Wenn er heute – wo er getrennt ist – an damals denkt, kommen ihm sogar noch mehr Zweifel. Vielleicht stimmt ja Nadines Geschichte von ihrem Vorleben in Deutschland auch nicht. Dass sie nur putzen gegangen ist. Bei den Bekannten kann man sich das eigentlich gar nicht vorstellen. Dass die das nicht ausnutzen. Wenn zwei junge, knackige Ecuadorianerinnen illegal in Deutschland sind, ohne Deutsch zu sprechen.

Es gibt vieles das er sich heute mit jedem Tag schwerer vorstellen kann.

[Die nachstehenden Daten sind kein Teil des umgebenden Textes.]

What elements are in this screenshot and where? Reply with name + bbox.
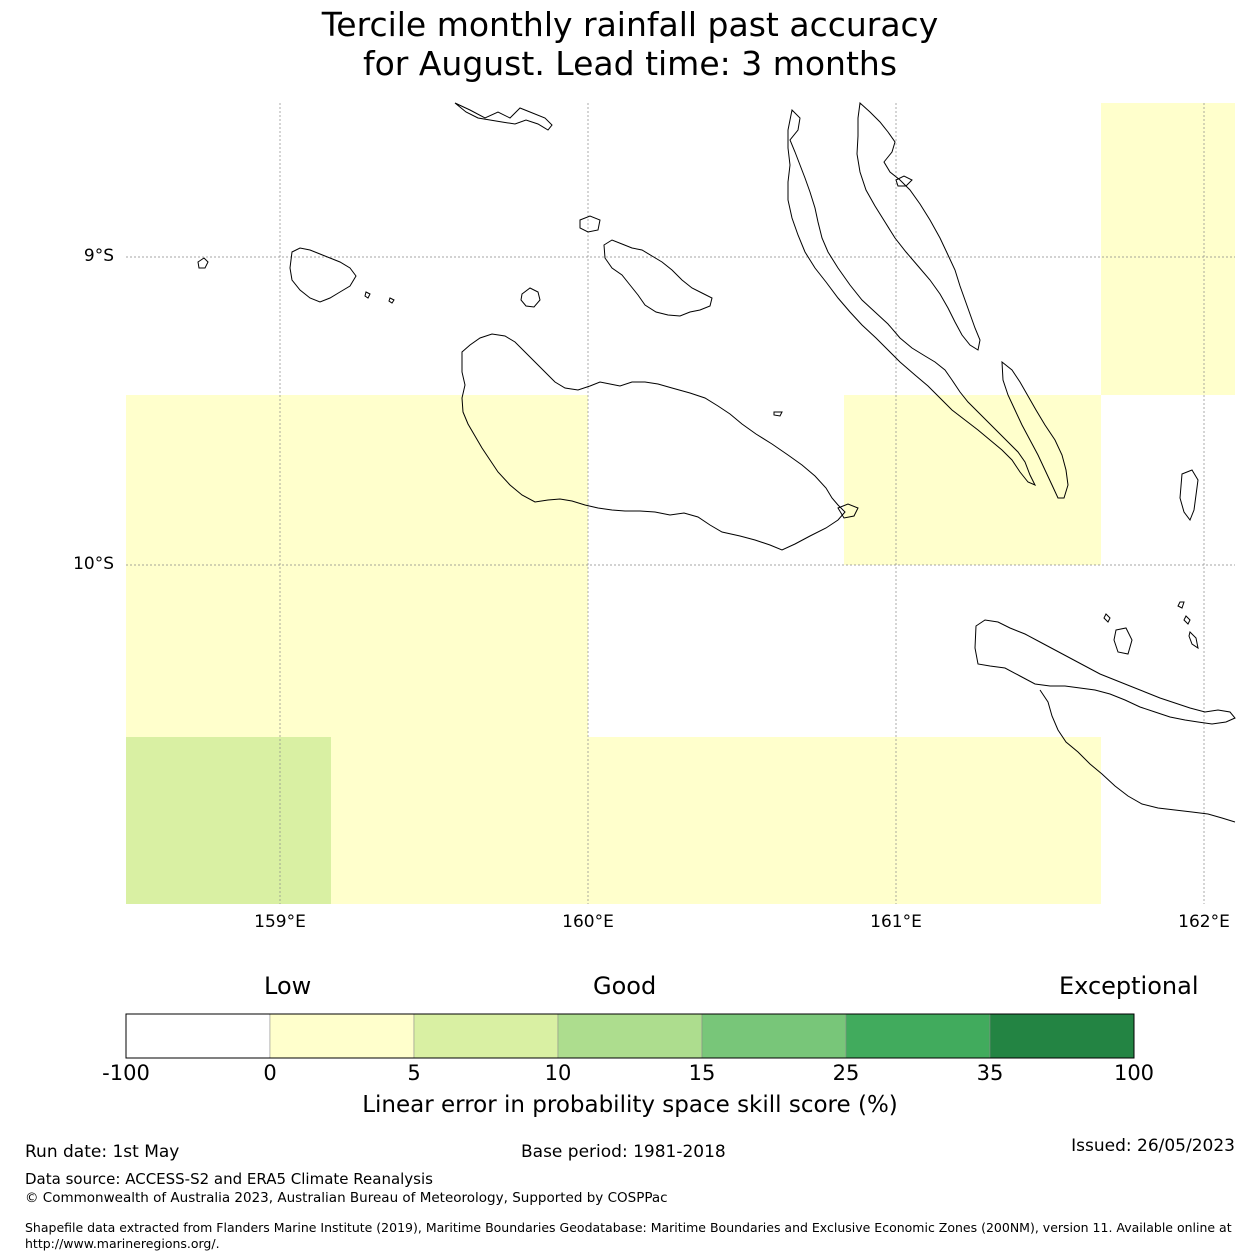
skill-cell xyxy=(331,737,588,904)
coastline-isle-7 xyxy=(1103,613,1111,623)
coastline-makira-south xyxy=(1039,689,1236,823)
gridlines xyxy=(126,103,1235,904)
coastline-ulawa xyxy=(1179,469,1199,522)
coastline-isle-3 xyxy=(454,102,553,131)
colorbar-tick: 0 xyxy=(263,1061,277,1085)
colorbar-segment xyxy=(557,1013,703,1059)
colorbar-category-low: Low xyxy=(264,972,312,1000)
coastline-isle-2 xyxy=(579,215,601,233)
colorbar-segment xyxy=(701,1013,847,1059)
lon-label-160e: 160°E xyxy=(562,912,614,932)
colorbar-tick: 10 xyxy=(544,1061,572,1085)
copyright: © Commonwealth of Australia 2023, Austra… xyxy=(25,1190,668,1206)
coastline-isle-12 xyxy=(364,291,371,299)
coastline-isle-6 xyxy=(773,411,783,417)
colorbar-label: Linear error in probability space skill … xyxy=(362,1092,898,1118)
colorbar-frame xyxy=(125,1013,1135,1059)
shapefile-credit-line1: Shapefile data extracted from Flanders M… xyxy=(25,1220,1232,1235)
run-date: Run date: 1st May xyxy=(25,1142,180,1162)
skill-cell xyxy=(126,395,588,737)
skill-cell xyxy=(126,737,331,904)
coastline-isle-4 xyxy=(895,175,913,187)
shapefile-credit-line2: http://www.marineregions.org/. xyxy=(25,1236,220,1251)
base-period: Base period: 1981-2018 xyxy=(521,1142,726,1162)
map-title-line2: for August. Lead time: 3 months xyxy=(362,44,898,83)
coastlines xyxy=(197,101,1236,823)
lon-label-162e: 162°E xyxy=(1178,912,1230,932)
coastline-isle-10 xyxy=(1183,615,1191,625)
colorbar-tick: 5 xyxy=(407,1061,421,1085)
map-title-line1: Tercile monthly rainfall past accuracy xyxy=(321,5,939,44)
coastline-isle-13 xyxy=(388,297,395,304)
colorbar-tick: 25 xyxy=(832,1061,860,1085)
coastline-small-malaita xyxy=(1001,360,1069,499)
skill-cell xyxy=(588,737,1101,904)
lon-label-159e: 159°E xyxy=(254,912,306,932)
coastline-malaita xyxy=(787,108,1037,486)
colorbar xyxy=(125,1013,1135,1059)
colorbar-category-exceptional: Exceptional xyxy=(1059,972,1199,1000)
coastline-florida-islands xyxy=(603,239,713,317)
colorbar-segment xyxy=(269,1013,415,1059)
colorbar-segment xyxy=(413,1013,559,1059)
colorbar-tick: -100 xyxy=(102,1061,150,1085)
colorbar-tick: 100 xyxy=(1113,1061,1155,1085)
colorbar-segment xyxy=(125,1013,271,1059)
lon-label-161e: 161°E xyxy=(870,912,922,932)
coastline-savo xyxy=(520,287,541,308)
lat-label-9s: 9°S xyxy=(83,246,114,266)
coastline-isle-1 xyxy=(197,257,209,269)
skill-cell xyxy=(1101,103,1235,395)
coastline-isle-11 xyxy=(1188,631,1199,650)
coastline-isle-9 xyxy=(1177,601,1185,609)
coastline-isle-8 xyxy=(1113,627,1133,655)
lat-label-10s: 10°S xyxy=(73,554,114,574)
skill-cell xyxy=(844,395,1101,565)
coastline-makira xyxy=(974,619,1236,725)
coastline-russell-islands xyxy=(289,247,357,303)
skill-cells xyxy=(126,103,1235,904)
colorbar-tick: 15 xyxy=(688,1061,716,1085)
colorbar-tick: 35 xyxy=(976,1061,1004,1085)
colorbar-segment xyxy=(989,1013,1135,1059)
colorbar-category-good: Good xyxy=(593,972,657,1000)
coastline-guadalcanal xyxy=(461,333,846,551)
coastline-malaita-north xyxy=(856,101,981,351)
coastline-isle-5 xyxy=(837,503,859,519)
issued-date: Issued: 26/05/2023 xyxy=(1071,1136,1235,1156)
colorbar-segment xyxy=(845,1013,991,1059)
data-source: Data source: ACCESS-S2 and ERA5 Climate … xyxy=(25,1170,433,1188)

Und die Slainté mit diesem Typen, diesem Rudolf. Und was seine Mutter über den gesagt hat. Und was seine Mutter überhaupt so vom Stapel lässt, bei dem einen Mal, dem einen freudschen Versprecher, der ihm schon gereicht hat. Ich glaube nicht an Freud, aber sowas sagt doch keine normale Person. Kein normaler Mensch. Die Siebziger Jahre eben. Die haben definitiv ihre Spuren hinterlassen. Und nicht im positiven Sinne. Diese Heuchler, die das Böse ihrer Väter wegdrückten, um sich freier Liebe (seine Eltern sind seit guten 45 Jahren verheiratet) zu widmen. Diese Lügner, die kein Verständnis für die Trauer und das Leid ihrer Eltern zeigen konnten, nur, weil sie Nazis waren. Dabei war sein eigener genauso rechts oder vielleicht noch rechter, weil er die Gräuel des Krieges eben nicht miterlebt hat, weil er zwar im zerbombten, aber gut behüteten Deutschland aufgewachsen ist. Aber vielleicht bin ich ja genauso ein Heuchler. Bestimmt sogar. Aber wenigstens weiß ich, dass mein Leben mein großer Krieg ist. Wie konnten auch die Kinder einer Generation werden, die ihre Väter verstoßen hat. Und was kann groß aus deren Enkelkindern werden? Also aus ihm. Er entkommt der Heuchelei auch nicht, aber ich glaube, er ist gewillter das zuzugeben. Aber vielleicht war sein Vater damals genauso gewillt, das zuzugeben. Und so zerschießt sich Europa seine Werte. Und wann kommen sie zurück? Wer weiß, vielleicht mit seinen Kindern. Wer weiß das schon? Oder sind diese Werte für immer verloren? Genau wie Europa? Genau wie Europa

In der Dunkelheit








Er würde alles zur Hilfe nehmen, was er findet, um es diesem Wichser zu geben. Alles: Stöcke, Steine, Stangen, alles. Nur umbringen würde er ihn nicht. Er würde ihn leiden lassen. Ihn leiden lassen wollen. Der Wichser würde leiden, stellvertretend für alle, die ihn jemals verarscht haben, die ihn jemals für dumm verkauft haben, alle, die ihn jemals ausgenutzt haben. Er würde ihn so schnell schlagen (müssen), dass er gar nicht wüsste, wer oder was ihn getroffen hätte. Und, wenn er am Boden wäre, würde er ihm erstmal ein paar Tritte verpassen, die sich gewaschen haben

Obwohl er noch nie gewaltig war, in seinem Leben. Noch nie.

Aber diesmal würde er es sein. Da konnte Rafael Gift drauf nehmen.

All diese Gedanken schwirrten ihm wirr durch den Kopf, wie er so im Dunkeln vor dem Haus im Zentrum  stand und wartete. Auf ihn wartete.